Изменить размер шрифта - +

— Понимаю, ты хочешь сказать: если я отлично спилотировал с александровскими приборами, это еще вовсе не означает, что повторить полет может любой другой летчик. Так ты думаешь?

— Конечно. Серийные приборы создаются не для испытателей, а для летчиков массовой квалификации. Это во-первых. Но есть еще во-вторых, и оно более существенно: не летчики должны служить приборам, а как раз наоборот — приборы летчикам. Так?

— С этим я согласен. Но только с этим. — Начлет припечатал растопыренной пятерней по столешница — А что касается всего остального, хочешь или не хочешь; вывод можно сделать только один: на совещании у Александрова ты вел себя далеко не лучшим образом. Несолидно держался, Виктор Михайлович, совсем несолидно…

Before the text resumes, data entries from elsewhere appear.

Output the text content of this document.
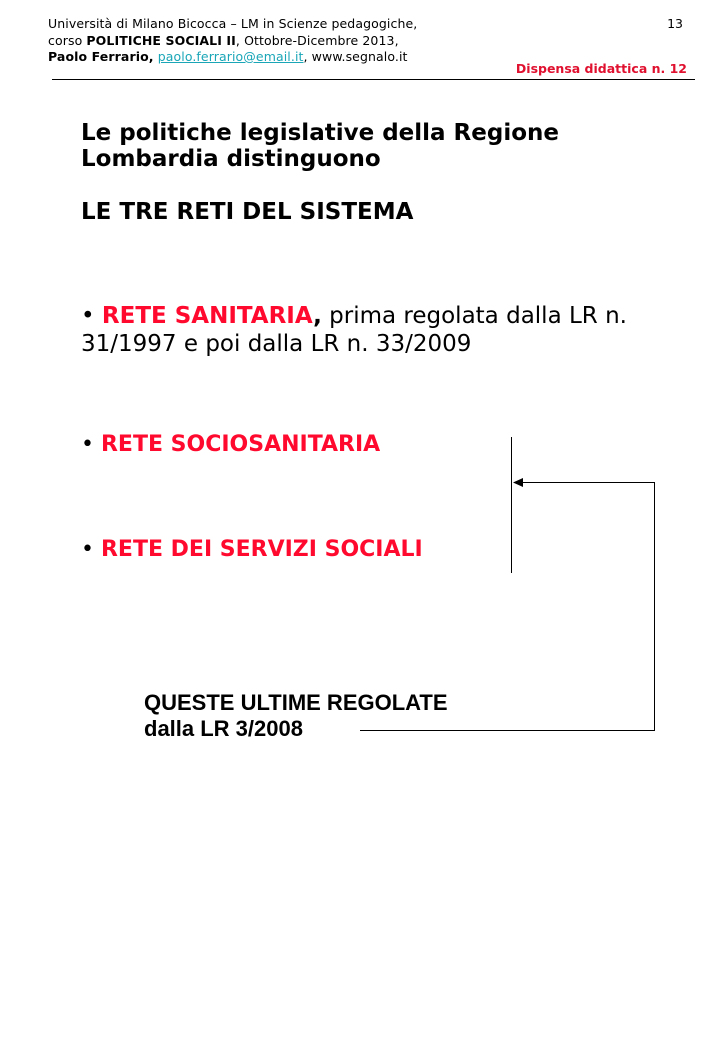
Università di Milano Bicocca – LM in Scienze pedagogiche,
corso POLITICHE SOCIALI II, Ottobre-Dicembre 2013,
Paolo Ferrario, paolo.ferrario@email.it, www.segnalo.it
13
Dispensa didattica n. 12
Le politiche legislative della Regione
Lombardia distinguono
LE TRE RETI DEL SISTEMA
• RETE SANITARIA, prima regolata dalla LR n. 31/1997 e poi dalla LR n. 33/2009
• RETE SOCIOSANITARIA
• RETE DEI SERVIZI SOCIALI
QUESTE ULTIME REGOLATE
dalla LR 3/2008
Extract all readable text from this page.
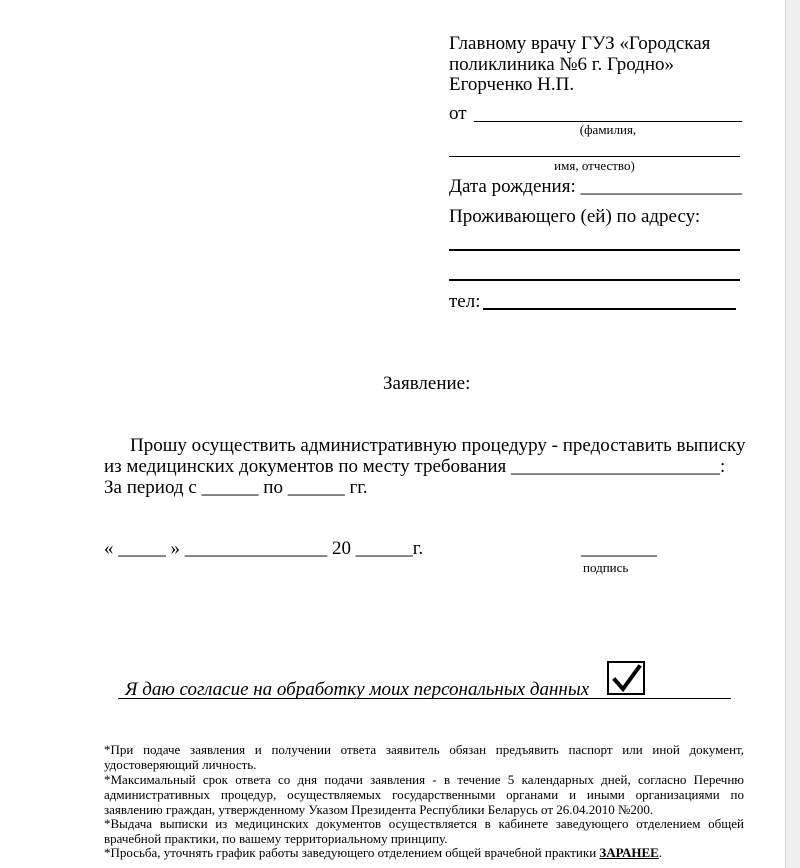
Главному врачу ГУЗ «Городская
поликлиника №6 г. Гродно»
Егорченко Н.П.
от
(фамилия,
имя, отчество)
Дата рождения: _________________
Проживающего (ей) по адресу:
тел:
Заявление:
Прошу осуществить административную процедуру - предоставить выписку
из медицинских документов по месту требования ______________________:
За период с ______ по ______ гг.
« _____ » _______________ 20 ______г.	________
подпись
Я даю согласие на обработку моих персональных данных
*При подаче заявления и получении ответа заявитель обязан предъявить паспорт или иной документ, удостоверяющий личность.
*Максимальный срок ответа со дня подачи заявления - в течение 5 календарных дней, согласно Перечню административных процедур, осуществляемых государственными органами и иными организациями по заявлению граждан, утвержденному Указом Президента Республики Беларусь от 26.04.2010 №200.
*Выдача выписки из медицинских документов осуществляется в кабинете заведующего отделением общей врачебной практики, по вашему территориальному принципу.
*Просьба, уточнять график работы заведующего отделением общей врачебной практики ЗАРАНЕЕ.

— Вопрос, Федор Павлович, можно? Начиная; с какой должности, или, может быть, с какого воинского звания человек приобретает право на хамство?

— Что, что?

— Александров генерал-полковник, доктор наук, профессор и корифей по части гироскопов, его конструкторское бюро пользуется заслуженным авторитетом и все такое. Но сам Александров не летчик и никогда летчиком не был, и поэтому он не может ни знать, ни понимать, ни чувствовать того, что знаю, понимаю, чувствую я. Александров не согласен со мной. Хорошо! Давайте организуем контрольные полеты, пригласив летчиков разной квалификации, сравним субъективные заключения и объективные показатели, записанные контрольной аппаратурой. Позовем на помощь медицину. Пусть меня с ног до головы обклеят датчиками и запишут, если это только возможно, расход нервной энергии с новым авиагоризонтом и со старым. Это была бы наука, деловой подход, поиск истины. А вчерашнее совещание — провинциальный базар…

— И ты, Виктор Михайлович, оказался на этом базаре в роли одной из торгующих баб!

— Благодарю, Федор Павлович. Спасибо за ценнейшее признание…

— Не обижайся, не обижайся, Виктор Михайлович, я тебе правду говорю.

— А я нисколько не обижаюсь, только что вы заметили, что я оказался одной из торгующих баб. По-моему, стоит повторить это определение Александрову, и все встанет на место…

— Ох и трудный ты человек, Виктор Михайлович!

— Нормальный я человек. Самый нормальный. Беда в том, Федор Павлович, что Александров никогда не услышит того, что слышал сейчас я. А зря! Если бы каждый болел прежде всего за дело, дороже ценил свое достоинство, меньше вздрагивал при звонках прямых телефонов, куда бы легче жилось на свете. Не жизнь в авиации была б, а сплошной престольный праздник. — Хабаров посмотрел на часы. — Мне пора собираться на вылет, Федор Павлович. Будете взыскание накладывать или как?

Начлет набычился. Он все прекрасно понимал, этот немолодой уже, рано погрузневший человек, в недалеком прошлом блестящий летчик-испытатель. Кравцов нисколько не сомневался в правоте Хабарова. Где-то в глубине души он завидовал ему: вот уйдет сейчас из кабинета, переоденется в летное обмундирование и махнет в небо. Ни телефонов тебе, ни совещаний, никакого «политеса» — ты и машина. Трудно? Не всегда, не каждый раз. Ясно? Тоже не всегда, не каждый раз. Но зато никакого вмешательства ни снизу, ни сверху. И компромиссов искать не надо. Делай свое дело как следует — и будешь жив. Обласкан, награжден, прославлен — это уж другой вопрос, во многом тут от везенья зависит. Но что бы ни случилось на земле, одного у тебя никто и никогда отобрать не может: пока ты жив, ты победитель!

Начлет по собственному опыту знал, что это за чувство и что за награда.

Плохо гореть в небе. Горел Федор Павлович. Помнит.

Плохо тянуть на одном двигателе домой. Тянул Федор Павлович. Тоже помнит.

Плохо маневрировать с заклиненными элеронами.